Huang Pin-Chieh, Chaney Eric J, Aksamitiene Edita, Barkalifa Ronit, Spillman Darold R, Bogan Bethany J, Boppart Stephen A
Beckman Institute for Advanced Science and Technology, University of Illinois at Urbana-Champaign, USA.
Department of Bioengineering, University of Illinois at Urbana-Champaign, USA.
Theranostics. 2021 Mar 23;11(12):5620-5633. doi: 10.7150/thno.55333. eCollection 2021.
Magnetic nanoparticle hyperthermia (MH) therapy is capable of thermally damaging tumor cells, yet a biomechanically-sensitive monitoring method for the applied thermal dosage has not been established. Biomechanical changes to tissue are known indicators for tumor diagnosis due to its association with the structural organization and composition of tissues at the cellular and molecular level. Here, by exploiting the theranostic functionality of magnetic nanoparticles (MNPs), we aim to explore the potential of using stiffness-based metrics that reveal the intrinsic biophysical changes of melanoma tumors after MH therapy. A total of 14 melanoma-bearing mice were intratumorally injected with dextran-coated MNPs, enabling MH treatment upon the application of an alternating magnetic field (AMF) at 64.7 kHz. The presence of the MNP heating sources was detected by magnetomotive optical coherence tomography (MM-OCT). For the first time, the elasticity alterations of the hyperthermia-treated, MNP-laden, tumors were also measured with magnetomotive optical coherence elastography (MM-OCE), based on the mechanical resonant frequency detected. To investigate the correlation between stiffness changes and the intrinsic biological changes, histopathology was performed on the excised tumor after the measurements. Distinct shifts in mechanical resonant frequency were observed only in the MH-treated group, suggesting a heat-induced stiffness change in the melanoma tumor. Moreover, tumor cellularity, protein conformation, and temperature rise all play a role in tumor stiffness changes after MH treatment. With low cellularity, tumor softens after MH even with low temperature elevation. In contrast, with high cellularity, tumor softening occurs only with a low temperature rise, which is potentially due to protein unfolding, whereas tumor stiffening was seen with a higher temperature rise, likely due to protein denaturation. This study exploits the theranostic functionality of MNPs and investigates the MH-induced stiffness change on melanoma-bearing mice with MM-OCT and MM-OCE for the first time. It was discovered that the elasticity alteration of the melanoma tumor after MH treatment depends on both thermal dosage and the morphological features of the tumor. In summary, changes in tissue-level elasticity can potentially be a physically and physiologically meaningful metric and integrative therapeutic marker for MH treatment, while MM-OCE can be a suitable dosimetry technique.

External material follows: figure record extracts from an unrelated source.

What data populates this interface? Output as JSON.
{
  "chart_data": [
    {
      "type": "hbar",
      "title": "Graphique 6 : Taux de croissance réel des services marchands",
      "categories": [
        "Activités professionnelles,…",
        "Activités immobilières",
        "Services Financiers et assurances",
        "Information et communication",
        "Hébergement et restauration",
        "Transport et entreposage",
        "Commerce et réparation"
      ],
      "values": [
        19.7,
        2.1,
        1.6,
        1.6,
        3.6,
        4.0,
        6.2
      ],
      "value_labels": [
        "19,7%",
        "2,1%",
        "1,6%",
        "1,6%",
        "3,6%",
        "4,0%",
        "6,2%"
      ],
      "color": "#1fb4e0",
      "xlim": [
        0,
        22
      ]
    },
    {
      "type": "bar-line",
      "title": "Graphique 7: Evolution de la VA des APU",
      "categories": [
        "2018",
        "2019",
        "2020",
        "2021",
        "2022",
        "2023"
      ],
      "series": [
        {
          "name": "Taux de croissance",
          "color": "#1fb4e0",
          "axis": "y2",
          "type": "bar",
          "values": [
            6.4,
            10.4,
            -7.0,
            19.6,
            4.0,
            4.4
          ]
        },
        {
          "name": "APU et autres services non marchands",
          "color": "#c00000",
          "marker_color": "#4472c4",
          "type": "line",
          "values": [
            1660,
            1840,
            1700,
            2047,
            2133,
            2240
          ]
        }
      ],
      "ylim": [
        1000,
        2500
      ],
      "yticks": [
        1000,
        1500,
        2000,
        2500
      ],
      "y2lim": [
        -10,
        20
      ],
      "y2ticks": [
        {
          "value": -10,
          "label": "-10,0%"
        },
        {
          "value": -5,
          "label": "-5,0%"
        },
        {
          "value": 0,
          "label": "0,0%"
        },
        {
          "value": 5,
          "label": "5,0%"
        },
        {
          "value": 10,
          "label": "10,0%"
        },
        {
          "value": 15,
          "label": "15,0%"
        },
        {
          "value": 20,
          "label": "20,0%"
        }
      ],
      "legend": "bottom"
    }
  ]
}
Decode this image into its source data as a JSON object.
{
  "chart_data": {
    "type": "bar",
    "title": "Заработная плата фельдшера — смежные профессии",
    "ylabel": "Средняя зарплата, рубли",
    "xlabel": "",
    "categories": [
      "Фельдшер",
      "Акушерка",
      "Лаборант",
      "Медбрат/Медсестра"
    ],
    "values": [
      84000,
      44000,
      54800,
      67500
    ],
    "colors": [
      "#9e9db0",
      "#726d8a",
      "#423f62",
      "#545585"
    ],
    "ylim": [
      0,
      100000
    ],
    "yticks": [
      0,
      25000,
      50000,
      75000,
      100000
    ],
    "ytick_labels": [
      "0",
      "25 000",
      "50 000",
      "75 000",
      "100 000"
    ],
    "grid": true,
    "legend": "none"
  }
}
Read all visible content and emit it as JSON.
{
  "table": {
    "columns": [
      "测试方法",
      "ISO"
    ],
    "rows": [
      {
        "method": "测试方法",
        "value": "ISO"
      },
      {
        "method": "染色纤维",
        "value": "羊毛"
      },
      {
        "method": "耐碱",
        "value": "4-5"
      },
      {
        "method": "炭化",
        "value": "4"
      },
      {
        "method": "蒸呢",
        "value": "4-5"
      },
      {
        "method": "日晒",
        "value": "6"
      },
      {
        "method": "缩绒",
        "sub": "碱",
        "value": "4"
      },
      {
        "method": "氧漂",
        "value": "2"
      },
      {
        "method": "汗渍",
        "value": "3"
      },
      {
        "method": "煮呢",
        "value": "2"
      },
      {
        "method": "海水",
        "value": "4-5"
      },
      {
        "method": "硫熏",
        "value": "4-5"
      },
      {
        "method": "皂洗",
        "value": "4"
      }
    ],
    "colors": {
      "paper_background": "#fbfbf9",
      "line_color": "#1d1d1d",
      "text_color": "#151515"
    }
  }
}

磁性纳米颗粒热疗(MH)能够对肿瘤细胞造成热损伤,但尚未建立一种对施加的热剂量具有生物力学敏感性的监测方法。由于组织的生物力学变化与细胞和分子水平上组织的结构组织和组成相关联,因此它是肿瘤诊断的已知指标。在此,通过利用磁性纳米颗粒(MNP)的诊疗功能,我们旨在探索使用基于刚度的指标来揭示MH治疗后黑色素瘤肿瘤内在生物物理变化的潜力。总共14只荷黑色素瘤小鼠被瘤内注射了葡聚糖包被的MNP,在施加64.7kHz的交变磁场(AMF)时可进行MH治疗。通过磁动力光学相干断层扫描(MM-OCT)检测MNP热源的存在。首次基于检测到的机械共振频率,用磁动力光学相干弹性成像(MM-OCE)测量了经热疗处理、负载MNP的肿瘤的弹性变化。为了研究刚度变化与内在生物学变化之间的相关性,在测量后对切除的肿瘤进行了组织病理学检查。仅在MH治疗组中观察到机械共振频率的明显变化,表明黑色素瘤肿瘤中存在热诱导的刚度变化。此外,肿瘤细胞密度、蛋白质构象和温度升高均在MH治疗后肿瘤刚度变化中起作用。细胞密度低时,即使温度升高较低,MH治疗后肿瘤也会变软。相反,细胞密度高时,只有在温度升高较低时肿瘤才会变软,这可能是由于蛋白质展开,而温度升高较高时则会出现肿瘤变硬,可能是由于蛋白质变性。本研究利用MNP的诊疗功能,首次用MM-OCT和MM-OCE研究了荷黑色素瘤小鼠MH诱导的刚度变化。发现MH治疗后黑色素瘤肿瘤的弹性变化取决于热剂量和肿瘤的形态特征。总之,组织水平弹性的变化可能是MH治疗的一种物理和生理上有意义的指标及综合治疗标志物,而MM-OCE可能是一种合适的剂量测定技术。